We must leave Fabian and Gerry behind. This side of the Atlantic again, and Ffiona is stunned to open her door and be confronted by Angela waiting on the doorstep holding two pints of silver top milk. She recognises the woman from the wedding pictures in the papers which she pored over back at the time, trying to find some waspish comment which might bring some modicum of relief. All she could think of was, well, if you look like that it means you can’t have a brain in your head.

‘Ffiona?’

‘You better come in.’

You can tell she finds the state of Ffiona’s unkempt house distasteful, and Ffiona has to admit that the smell of stale smoke and old booze combined outstrips the solitary, smouldering joss stick.

‘Won’t you sit down… oh, sorry, wait a minute, I’ll move the tray.’ Ffiona gives a snort of a laugh, irritated at how inadequate she must seem in front of her glamorous visitor. ‘I had a few people round last night,’ she says over-defensively, ‘and of course I can’t afford a woman to come and clean up after me.’

‘No, I understand that,’ says Angela. Her handbag must have cost an arm and a leg. But then she’s lucky, she’s got her own money, hasn’t she, she can spend it on whatever she likes, she is not dependent on Fabian as Ffiona was.

‘Tea, coffee, something stronger?’ But Angela must have noticed on her way through the kitchen that the only tea on offer is peppermint and the only coffee decaff. There’s really no need for her to put that patronising look on her face. The kitchen might not look clean, but it is, somewhere, underneath. Even Honesty had a go at it a couple of weeks ago, she couldn’t stand to see it that way any longer.

‘If you don’t make more of an effort than this you’re going to have to call in the council to have the whole house fumigated,’ her daughter chastised.

‘Rubbish,’ snorted Ffiona, ‘you little prig.’

‘And you’re never sober these days, Mummy. Your liver must be absolutely shot.’

‘Mind your own business, you’re hardly ever here, anyway, so what right have you to come criticising? Now you’ve managed to creep round Angela they can’t keep you away from Hurleston.
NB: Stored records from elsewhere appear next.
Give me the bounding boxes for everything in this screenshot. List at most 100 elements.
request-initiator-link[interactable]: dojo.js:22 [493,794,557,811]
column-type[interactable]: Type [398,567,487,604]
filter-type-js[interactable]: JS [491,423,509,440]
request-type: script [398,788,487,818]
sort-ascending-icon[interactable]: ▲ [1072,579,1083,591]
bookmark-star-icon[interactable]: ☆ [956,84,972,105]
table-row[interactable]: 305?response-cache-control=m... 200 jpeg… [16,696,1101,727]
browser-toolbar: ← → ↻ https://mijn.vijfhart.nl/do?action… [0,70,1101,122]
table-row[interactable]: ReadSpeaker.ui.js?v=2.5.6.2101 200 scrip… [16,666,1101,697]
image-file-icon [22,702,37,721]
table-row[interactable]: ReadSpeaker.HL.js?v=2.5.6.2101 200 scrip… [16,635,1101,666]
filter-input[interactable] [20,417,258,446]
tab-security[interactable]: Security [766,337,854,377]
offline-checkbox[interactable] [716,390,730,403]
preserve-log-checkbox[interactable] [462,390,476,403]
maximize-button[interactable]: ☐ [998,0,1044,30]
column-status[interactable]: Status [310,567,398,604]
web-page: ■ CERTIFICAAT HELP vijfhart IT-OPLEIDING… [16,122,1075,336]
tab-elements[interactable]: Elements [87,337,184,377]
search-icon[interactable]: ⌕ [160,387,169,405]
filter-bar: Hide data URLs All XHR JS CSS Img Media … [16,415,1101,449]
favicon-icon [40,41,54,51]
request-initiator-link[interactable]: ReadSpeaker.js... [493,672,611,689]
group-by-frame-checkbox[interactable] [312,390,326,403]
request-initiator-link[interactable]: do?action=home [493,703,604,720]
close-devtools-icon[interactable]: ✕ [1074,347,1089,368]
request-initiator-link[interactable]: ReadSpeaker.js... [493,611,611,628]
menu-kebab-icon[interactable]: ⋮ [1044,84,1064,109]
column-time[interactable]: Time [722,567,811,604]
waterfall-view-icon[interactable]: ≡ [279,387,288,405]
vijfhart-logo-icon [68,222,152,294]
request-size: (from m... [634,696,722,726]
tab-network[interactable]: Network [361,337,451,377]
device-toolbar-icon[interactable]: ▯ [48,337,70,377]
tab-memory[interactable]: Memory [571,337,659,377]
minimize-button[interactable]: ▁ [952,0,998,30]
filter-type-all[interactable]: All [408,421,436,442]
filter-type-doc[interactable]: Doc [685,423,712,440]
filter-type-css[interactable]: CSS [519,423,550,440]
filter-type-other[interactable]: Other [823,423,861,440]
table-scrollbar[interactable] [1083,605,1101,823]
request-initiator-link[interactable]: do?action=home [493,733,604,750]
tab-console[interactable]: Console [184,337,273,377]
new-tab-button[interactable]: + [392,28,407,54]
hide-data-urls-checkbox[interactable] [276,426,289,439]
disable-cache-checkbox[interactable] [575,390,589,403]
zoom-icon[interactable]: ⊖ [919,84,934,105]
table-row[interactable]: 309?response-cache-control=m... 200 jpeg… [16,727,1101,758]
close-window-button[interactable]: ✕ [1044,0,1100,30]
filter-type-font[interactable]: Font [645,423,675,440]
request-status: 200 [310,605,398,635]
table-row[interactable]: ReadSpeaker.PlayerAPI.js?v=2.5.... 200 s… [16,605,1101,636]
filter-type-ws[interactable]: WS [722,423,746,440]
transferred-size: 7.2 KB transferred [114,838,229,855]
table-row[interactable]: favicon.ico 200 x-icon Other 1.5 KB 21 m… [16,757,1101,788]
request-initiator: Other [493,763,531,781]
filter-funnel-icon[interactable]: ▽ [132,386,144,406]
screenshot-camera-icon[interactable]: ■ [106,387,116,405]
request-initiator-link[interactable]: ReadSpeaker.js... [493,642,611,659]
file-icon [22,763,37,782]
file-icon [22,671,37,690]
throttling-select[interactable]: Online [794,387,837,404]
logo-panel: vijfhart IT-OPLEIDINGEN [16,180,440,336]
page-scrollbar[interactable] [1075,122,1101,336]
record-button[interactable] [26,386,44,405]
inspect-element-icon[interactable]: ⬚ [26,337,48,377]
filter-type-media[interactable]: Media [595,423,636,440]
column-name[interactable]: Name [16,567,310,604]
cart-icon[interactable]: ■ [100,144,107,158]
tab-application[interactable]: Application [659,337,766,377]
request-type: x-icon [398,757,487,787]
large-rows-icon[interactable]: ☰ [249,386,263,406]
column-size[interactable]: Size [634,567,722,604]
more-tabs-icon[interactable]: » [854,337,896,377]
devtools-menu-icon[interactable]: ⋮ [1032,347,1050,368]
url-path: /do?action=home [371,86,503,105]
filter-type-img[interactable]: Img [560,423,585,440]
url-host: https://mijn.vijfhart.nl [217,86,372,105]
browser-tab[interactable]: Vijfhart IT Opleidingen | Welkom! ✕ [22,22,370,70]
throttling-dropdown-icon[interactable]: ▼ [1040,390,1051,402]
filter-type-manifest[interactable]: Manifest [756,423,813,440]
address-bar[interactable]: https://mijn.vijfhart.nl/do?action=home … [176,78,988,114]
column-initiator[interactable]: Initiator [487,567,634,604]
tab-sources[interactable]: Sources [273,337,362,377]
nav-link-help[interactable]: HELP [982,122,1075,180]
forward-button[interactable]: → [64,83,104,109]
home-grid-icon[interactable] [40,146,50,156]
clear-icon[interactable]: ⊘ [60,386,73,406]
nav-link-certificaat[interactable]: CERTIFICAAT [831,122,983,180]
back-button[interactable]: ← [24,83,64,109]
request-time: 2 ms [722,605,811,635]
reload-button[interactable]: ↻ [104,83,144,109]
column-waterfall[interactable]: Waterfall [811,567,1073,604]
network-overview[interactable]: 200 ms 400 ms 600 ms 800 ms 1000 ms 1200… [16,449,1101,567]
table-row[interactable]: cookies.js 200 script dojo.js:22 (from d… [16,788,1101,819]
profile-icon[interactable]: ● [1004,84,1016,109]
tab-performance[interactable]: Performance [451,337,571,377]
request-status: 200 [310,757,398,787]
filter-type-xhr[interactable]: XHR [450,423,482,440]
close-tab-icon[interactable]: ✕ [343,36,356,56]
It’s time you grew out of horses, darling, there’s something rather unpleasant about women your age astride, and still hanging around the Pony Club.’

Honesty gazed round Ffiona’s kitchen with rude disapproval. ‘It’s quite a miracle, Mummy, that you haven’t already poisoned yourself.’

To Ffiona’s mild distress things haven’t worked out as well as she’d hoped between them. Ffiona enjoyed telling her friends that her daughter had chosen, she had eventually chosen to come home at last, to leave Fabian and be with the parent who really loved her, who had always cared, who had suffered her only child to be ripped from her arms at the tender age of six. To be fair, Ffiona herself had conveniently forgotten that Fabian had actually requested that Honesty live with her mother, back in the early days, he thought the child would be happier there than at boarding school in spite of her so called immoral way of life. But Ffiona had been far too busy fighting the divorce settlement, falling hopelessly in love, travelling the world… there’d been no room in her life for a daughter. And she couldn’t get over, even now she finds it repugnant to contemplate, the base means to which Fabian and his henchmen resorted in order to set her up. Sending that message from a drunken old friend supposedly ‘in trouble’, getting her to visit that hideous Soho sex den, positioning a photographer outside the door to catch her when she realised her mistake and hastened out. Oh God, she’d been so naive! The publicity was horrid. All her friends turned against her. They’d even bribed a little receptionist to say she was a regular caller, and none of the other clients cared to reveal themselves, none chose to stand up in court and swear Ffiona had never been there before.